Volcanic Tongue Catalogue

Jandek
The Gone Wait

Corwood 0773

CD
£7.99


2003 recording of electric bass/vocal dunt.

Jandek
Shadow Of Leaves

Corwood 0774

CD
£7.99


2004 bass/vocal album from Jandek, with three long tracks including the 30 minute title track: “Jandek plays bass again, claims to 'no longer exist,' sings about drinking ‘mechanically produced beverages,’ and announces plans to 'think about breathing.' Recently he took a walk. The music seems improvised but is satisfyingly varied and tracks the varying moods of the vocals closely. During the long piece, moments of abjection or desperation occur, but they pass; mostly the voice we hear is lucid. He's levelling with us. When he sings 'I won't drive my car for the rest of the day,' it's a fact. The most harrowing moment comes during the last track, a love song that turns threatening: 'please take my bait... I want to eat you up... you'll never get away, you won't want to... you don't have a life, you live in me.' The music plunges down to the bottom of the bass' range, but by the last line, the point of view has pulled back again to encompass 'the grand scheme of things.'” - Seth Tisue.

Jandek
London Tuesday: No Mind Was A Good Mind

Corwood 0793

DVD
£10.99


Stunning looking DVD of the first solo acoustic/vocals London show from Jandek, as close as you’re gonna get to a live version of a ‘classic’ stripped down Jandek performance. Recorded at St. Giles In The Fields, London, October 18th 2005. There’s an undeniable thrill in being able to see Sterling Smith perform alone, it’s like having alla those early records laid a little more bare. Excellent.

Jandek
Brooklyn Wednesday

Corwood 0789

DVD
£10.99


DVD edition featuring both sets from this trio show with Sterling Smith on guitar and vocals, Chris Corsano on drums and Matt Heyner on bass, live at Issue Project Room, Brooklyn, New York, September 7th, 2005. The sound is closer to the 'classic' Neilson/Youngs live blats but with a more straightahead garage/punk feel, with Sterling playing some of his oddest electric guitar downs while Heyner moves from groaning electric bass monoliths across the first set to quiet, semi-audible acoustic bass on the second. The second set is consequently the weirdest, with the extra space generated by Heyner fully inhabited by very minimal guitar work from Sterling and some oddly dramatised lyrical set-ups.
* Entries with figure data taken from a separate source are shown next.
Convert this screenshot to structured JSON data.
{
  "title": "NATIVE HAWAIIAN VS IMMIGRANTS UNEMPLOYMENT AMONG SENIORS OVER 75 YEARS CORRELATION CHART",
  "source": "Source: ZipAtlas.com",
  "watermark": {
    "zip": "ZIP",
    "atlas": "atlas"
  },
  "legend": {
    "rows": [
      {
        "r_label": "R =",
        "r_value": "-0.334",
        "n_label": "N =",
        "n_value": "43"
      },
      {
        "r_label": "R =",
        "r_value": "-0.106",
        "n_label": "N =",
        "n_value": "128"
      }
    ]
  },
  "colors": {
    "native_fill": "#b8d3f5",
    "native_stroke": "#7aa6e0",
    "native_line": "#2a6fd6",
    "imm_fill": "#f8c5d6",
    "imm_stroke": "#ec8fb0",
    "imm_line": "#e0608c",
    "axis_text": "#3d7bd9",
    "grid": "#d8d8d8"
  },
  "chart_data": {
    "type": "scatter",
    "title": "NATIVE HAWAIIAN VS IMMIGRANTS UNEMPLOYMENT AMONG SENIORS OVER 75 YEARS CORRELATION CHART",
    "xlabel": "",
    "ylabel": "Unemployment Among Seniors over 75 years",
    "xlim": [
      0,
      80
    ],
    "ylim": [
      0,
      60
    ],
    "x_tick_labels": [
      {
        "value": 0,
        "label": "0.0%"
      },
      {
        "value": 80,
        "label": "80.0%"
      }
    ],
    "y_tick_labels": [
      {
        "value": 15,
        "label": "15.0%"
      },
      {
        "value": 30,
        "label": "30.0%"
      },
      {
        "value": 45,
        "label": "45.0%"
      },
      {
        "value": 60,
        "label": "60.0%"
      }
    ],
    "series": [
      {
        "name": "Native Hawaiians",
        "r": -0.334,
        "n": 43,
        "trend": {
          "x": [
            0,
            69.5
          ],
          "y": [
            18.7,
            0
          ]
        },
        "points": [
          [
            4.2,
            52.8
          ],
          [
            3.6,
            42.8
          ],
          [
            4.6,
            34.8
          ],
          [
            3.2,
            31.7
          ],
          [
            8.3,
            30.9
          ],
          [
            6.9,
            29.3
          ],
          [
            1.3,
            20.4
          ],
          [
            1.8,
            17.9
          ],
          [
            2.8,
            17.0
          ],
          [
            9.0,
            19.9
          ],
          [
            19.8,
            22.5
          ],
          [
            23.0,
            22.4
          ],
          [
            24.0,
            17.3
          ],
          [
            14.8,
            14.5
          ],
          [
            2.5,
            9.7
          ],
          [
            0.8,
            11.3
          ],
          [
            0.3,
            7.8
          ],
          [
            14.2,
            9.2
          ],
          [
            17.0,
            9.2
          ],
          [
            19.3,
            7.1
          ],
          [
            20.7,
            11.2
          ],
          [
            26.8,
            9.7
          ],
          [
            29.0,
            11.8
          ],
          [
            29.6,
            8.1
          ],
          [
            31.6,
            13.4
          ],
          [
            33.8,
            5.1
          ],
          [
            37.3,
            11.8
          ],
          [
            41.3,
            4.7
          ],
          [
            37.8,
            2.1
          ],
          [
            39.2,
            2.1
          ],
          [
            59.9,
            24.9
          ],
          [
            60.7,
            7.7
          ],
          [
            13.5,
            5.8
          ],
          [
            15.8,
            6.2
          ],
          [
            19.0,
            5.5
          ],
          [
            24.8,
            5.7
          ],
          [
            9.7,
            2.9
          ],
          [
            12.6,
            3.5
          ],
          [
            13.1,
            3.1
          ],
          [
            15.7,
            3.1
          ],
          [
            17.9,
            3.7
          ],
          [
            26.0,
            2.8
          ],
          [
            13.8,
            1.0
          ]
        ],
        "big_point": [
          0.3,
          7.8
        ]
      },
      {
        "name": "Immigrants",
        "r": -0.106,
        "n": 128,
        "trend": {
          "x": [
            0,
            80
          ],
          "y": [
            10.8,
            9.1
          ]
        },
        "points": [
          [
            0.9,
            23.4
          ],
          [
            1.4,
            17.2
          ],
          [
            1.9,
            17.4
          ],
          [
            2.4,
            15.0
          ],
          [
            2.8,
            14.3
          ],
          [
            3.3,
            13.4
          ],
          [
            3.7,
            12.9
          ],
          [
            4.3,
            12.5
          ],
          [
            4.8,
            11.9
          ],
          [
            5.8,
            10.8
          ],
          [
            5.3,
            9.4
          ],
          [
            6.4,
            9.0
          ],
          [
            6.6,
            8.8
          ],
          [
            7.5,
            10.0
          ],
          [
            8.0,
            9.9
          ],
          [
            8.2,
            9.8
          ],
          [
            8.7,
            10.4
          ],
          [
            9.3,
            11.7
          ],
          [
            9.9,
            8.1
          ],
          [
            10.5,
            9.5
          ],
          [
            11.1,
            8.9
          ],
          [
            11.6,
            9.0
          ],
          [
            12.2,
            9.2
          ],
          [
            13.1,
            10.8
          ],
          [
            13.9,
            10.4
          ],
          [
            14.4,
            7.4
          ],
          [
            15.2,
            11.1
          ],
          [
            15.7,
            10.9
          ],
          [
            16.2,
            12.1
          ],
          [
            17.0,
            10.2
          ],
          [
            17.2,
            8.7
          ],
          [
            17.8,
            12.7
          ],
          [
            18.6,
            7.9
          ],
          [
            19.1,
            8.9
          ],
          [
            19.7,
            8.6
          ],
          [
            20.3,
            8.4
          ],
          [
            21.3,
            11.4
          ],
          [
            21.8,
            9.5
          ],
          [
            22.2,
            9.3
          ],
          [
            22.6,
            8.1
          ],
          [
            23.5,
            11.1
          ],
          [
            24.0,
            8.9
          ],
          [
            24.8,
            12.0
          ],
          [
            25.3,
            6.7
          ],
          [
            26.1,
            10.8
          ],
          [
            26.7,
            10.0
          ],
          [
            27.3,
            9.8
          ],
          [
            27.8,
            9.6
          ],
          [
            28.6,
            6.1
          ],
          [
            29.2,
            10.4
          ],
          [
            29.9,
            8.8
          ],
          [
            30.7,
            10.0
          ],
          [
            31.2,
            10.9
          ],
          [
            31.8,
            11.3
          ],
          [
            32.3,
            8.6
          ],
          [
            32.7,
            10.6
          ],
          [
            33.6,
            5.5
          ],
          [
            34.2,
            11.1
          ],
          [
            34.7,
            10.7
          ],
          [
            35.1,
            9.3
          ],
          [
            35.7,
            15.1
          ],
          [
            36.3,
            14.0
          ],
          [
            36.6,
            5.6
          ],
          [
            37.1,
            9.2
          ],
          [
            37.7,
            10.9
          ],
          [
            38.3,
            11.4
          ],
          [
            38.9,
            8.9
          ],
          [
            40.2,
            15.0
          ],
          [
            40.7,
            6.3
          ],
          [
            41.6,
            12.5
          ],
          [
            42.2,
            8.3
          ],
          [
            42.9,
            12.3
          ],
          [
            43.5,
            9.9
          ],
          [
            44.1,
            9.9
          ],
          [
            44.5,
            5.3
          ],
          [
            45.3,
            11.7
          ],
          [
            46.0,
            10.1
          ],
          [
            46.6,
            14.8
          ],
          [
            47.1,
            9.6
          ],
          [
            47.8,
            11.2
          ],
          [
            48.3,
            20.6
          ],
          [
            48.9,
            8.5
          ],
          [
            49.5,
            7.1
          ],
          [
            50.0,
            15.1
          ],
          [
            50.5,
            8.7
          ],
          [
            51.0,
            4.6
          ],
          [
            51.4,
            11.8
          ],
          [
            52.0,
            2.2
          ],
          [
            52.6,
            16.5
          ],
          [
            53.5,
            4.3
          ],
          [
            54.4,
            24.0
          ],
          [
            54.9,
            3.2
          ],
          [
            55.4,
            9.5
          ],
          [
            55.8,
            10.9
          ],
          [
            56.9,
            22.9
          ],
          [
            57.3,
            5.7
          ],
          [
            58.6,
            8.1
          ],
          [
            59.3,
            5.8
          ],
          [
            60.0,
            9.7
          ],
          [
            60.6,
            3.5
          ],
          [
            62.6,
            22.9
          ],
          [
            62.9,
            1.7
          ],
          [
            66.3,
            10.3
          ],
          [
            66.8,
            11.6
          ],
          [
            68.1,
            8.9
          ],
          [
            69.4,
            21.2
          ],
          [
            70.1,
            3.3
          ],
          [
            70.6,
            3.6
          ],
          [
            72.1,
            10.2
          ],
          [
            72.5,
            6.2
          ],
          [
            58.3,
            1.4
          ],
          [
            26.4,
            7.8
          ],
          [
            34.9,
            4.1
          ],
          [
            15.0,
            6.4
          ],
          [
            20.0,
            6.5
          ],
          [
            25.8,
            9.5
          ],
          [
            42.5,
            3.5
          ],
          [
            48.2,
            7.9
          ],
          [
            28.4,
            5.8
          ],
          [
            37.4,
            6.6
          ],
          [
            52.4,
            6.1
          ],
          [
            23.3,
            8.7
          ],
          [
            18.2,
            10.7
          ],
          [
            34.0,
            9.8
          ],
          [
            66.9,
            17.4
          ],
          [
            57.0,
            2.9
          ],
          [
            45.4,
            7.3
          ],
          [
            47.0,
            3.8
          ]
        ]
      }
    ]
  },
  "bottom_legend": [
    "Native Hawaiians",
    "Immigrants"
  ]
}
Corsano plays it pretty straight for the bulk, riding behind Sterling's guitar like a steamroller, and at points the vocal delivery combines with the overall bounce of the rhythm section to birth something that seems to owe more to The Minutemen than any sort of avant blues tradition. The songs are great, moving from devastating emotionally wrought confessionals through to funny situational set pieces and Sterling really stretches out on vocals and is obviously enjoying the performance.